A historical novel examines what might have happened to the Lost Colony of Roanoke.
The author explores the fate of 16th-century English colonists on Roanoke Island (in what is now North Carolina). Abandoned by their captain, they fight Native Americans and hunger. Emily Colman, a comely lass, is courted by many men, including Hugh Tayler, an older colonist with a dubious past. In 2000, meanwhile, Allie O’Shay, a doctoral candidate in psychology, enlists the help of a professor to study her dreams about these settlers. Back in 16th-century America, her dreams reveal deteriorating conditions. Colonists and Native Americans commit atrocities against each other. When a Spanish man-of-war arrives off the coast, the settlers flee, only to endure a fatal shipwreck and an arduous overland trek. Settling near some friendly Chesapeake Indians, they rough it while awaiting help from England. Emily falls in love with a Lakota Sioux named Isna, who’s visiting the Chesapeakes. She discovers that Tayler is “evil to the core”—confirmed when he rapes her and tries to force her into marriage by threatening to kill her friend’s baby. Eventually, Isna wounds Tayler, who’s later killed by a war party of Powhatans on its way to wiping out the colonists. But Isna and Emily manage to escape. In the 21st century, Allie realizes she’s dreaming about her family’s history, just as some of her female forebears have done, and that they’re Isna and Emily’s descendants.
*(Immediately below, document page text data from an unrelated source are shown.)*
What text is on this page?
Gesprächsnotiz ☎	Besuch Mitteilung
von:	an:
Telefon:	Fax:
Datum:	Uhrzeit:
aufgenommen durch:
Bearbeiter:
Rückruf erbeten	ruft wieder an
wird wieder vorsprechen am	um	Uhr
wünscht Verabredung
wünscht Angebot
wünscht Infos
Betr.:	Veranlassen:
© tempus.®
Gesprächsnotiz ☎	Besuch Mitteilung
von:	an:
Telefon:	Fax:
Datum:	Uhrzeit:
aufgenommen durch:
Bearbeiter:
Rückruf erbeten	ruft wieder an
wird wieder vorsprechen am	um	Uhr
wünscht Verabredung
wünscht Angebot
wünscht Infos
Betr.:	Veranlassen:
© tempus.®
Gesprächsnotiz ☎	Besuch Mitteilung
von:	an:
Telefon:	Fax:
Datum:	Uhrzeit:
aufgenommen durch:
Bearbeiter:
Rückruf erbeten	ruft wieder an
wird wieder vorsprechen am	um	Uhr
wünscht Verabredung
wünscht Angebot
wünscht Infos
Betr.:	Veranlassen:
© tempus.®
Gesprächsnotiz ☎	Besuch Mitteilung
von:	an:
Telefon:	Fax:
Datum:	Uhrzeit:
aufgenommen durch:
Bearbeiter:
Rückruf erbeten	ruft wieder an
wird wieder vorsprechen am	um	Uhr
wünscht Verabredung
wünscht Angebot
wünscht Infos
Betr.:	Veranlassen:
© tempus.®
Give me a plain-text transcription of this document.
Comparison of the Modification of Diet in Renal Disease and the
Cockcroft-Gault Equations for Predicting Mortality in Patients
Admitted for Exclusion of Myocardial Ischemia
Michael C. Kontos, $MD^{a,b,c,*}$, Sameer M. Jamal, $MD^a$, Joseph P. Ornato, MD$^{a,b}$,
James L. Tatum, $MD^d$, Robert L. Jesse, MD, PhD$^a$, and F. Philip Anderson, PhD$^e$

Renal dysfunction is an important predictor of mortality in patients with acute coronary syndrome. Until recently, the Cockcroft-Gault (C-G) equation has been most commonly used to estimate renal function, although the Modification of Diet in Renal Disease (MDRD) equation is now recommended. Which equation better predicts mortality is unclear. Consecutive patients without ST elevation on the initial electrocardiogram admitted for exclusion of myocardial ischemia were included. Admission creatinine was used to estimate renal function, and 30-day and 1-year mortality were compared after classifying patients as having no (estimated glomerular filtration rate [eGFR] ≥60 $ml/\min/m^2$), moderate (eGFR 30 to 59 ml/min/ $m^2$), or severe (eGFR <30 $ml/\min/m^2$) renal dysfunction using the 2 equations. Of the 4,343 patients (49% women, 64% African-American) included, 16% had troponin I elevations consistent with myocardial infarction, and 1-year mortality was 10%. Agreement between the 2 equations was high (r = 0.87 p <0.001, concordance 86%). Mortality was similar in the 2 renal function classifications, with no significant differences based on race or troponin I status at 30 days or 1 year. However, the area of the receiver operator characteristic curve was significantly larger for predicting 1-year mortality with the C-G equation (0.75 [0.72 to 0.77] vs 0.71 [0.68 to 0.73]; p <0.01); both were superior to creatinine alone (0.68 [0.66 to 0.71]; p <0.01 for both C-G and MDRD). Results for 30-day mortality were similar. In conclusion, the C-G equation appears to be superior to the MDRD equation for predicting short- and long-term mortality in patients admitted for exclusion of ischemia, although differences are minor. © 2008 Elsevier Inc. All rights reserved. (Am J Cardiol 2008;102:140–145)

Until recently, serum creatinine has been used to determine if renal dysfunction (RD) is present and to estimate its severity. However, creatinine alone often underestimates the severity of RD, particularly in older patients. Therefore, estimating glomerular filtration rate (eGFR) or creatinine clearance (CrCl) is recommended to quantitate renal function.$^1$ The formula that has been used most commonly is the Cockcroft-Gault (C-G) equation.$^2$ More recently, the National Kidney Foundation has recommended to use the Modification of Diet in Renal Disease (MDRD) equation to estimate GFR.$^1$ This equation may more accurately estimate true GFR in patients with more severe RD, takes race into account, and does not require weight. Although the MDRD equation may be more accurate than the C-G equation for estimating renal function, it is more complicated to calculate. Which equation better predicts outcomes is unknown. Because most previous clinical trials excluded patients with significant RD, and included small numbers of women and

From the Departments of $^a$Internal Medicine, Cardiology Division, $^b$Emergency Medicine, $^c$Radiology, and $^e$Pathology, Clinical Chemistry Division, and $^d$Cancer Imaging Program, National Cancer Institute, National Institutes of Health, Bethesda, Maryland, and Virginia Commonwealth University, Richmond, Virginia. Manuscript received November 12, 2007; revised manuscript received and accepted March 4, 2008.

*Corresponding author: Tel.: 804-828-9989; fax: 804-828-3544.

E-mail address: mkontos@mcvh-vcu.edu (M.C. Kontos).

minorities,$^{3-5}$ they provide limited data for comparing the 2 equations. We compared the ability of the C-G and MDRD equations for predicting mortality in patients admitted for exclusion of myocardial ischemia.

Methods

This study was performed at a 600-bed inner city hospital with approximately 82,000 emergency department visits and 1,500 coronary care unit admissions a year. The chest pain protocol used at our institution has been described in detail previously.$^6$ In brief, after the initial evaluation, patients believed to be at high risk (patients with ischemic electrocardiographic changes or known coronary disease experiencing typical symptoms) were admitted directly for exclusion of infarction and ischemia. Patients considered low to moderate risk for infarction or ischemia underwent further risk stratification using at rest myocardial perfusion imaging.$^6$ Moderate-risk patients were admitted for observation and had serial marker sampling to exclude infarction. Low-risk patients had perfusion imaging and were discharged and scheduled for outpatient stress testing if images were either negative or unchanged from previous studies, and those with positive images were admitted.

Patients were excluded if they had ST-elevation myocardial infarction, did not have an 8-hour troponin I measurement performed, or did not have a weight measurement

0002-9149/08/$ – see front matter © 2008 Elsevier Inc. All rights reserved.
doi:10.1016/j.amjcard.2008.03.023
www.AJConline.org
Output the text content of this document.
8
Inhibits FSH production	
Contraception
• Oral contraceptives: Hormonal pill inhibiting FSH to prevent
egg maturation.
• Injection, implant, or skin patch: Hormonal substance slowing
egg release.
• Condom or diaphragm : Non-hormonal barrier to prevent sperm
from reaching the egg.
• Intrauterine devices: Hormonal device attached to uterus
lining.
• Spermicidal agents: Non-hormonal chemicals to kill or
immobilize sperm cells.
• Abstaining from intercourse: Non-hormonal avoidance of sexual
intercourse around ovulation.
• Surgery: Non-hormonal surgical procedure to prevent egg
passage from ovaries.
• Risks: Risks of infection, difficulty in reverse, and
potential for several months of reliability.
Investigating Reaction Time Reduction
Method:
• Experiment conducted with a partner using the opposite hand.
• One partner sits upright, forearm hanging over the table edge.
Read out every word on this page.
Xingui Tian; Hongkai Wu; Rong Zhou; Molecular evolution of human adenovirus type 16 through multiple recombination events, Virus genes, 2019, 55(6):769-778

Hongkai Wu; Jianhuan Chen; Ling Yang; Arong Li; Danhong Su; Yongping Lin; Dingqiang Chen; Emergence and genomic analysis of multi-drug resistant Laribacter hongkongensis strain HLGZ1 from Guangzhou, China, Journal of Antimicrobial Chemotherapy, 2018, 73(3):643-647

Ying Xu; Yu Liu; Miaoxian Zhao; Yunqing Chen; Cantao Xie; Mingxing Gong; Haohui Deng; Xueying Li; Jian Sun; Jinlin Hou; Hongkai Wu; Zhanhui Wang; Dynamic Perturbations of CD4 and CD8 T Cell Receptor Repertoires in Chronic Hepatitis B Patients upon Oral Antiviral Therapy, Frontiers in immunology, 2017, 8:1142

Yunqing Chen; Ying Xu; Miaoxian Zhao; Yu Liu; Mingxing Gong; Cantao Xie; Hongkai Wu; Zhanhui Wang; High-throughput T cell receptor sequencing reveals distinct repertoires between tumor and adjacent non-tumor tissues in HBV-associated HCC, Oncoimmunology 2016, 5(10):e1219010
This sprawling novel, based on Rhynard’s 1991 YA book with the same title, is ambitious but not completely successful. He’s at his best when describing 16th-century folkways, providing detailed accounts of everyday lives, down to making bayberry candles and pemmican. His main Colonial characters are well-drawn, and their story is engrossing, action-packed, and well-plotted. But weaving in modern-day Allie and telling the tale through the lens of her dreams becomes distracting. Allie’s storyline seems superfluous in a 785-page tome. Modern characters’ dialogue can be trite, and the 16th-century dialogue, though better, contains too much exposition and an occasional howler (a colonist crying, “Fate, shmate!”). Rhynard also exhibits an unfortunate weakness for clichés such as “the writing was on the wall” and overuses silly similes: “like a millipede stampede.” The novel would have worked better as a purely historical speculation.
While hampered by modern-day babbling about dream theory, this Colonial tale still delivers engaging characters and an energetic plot.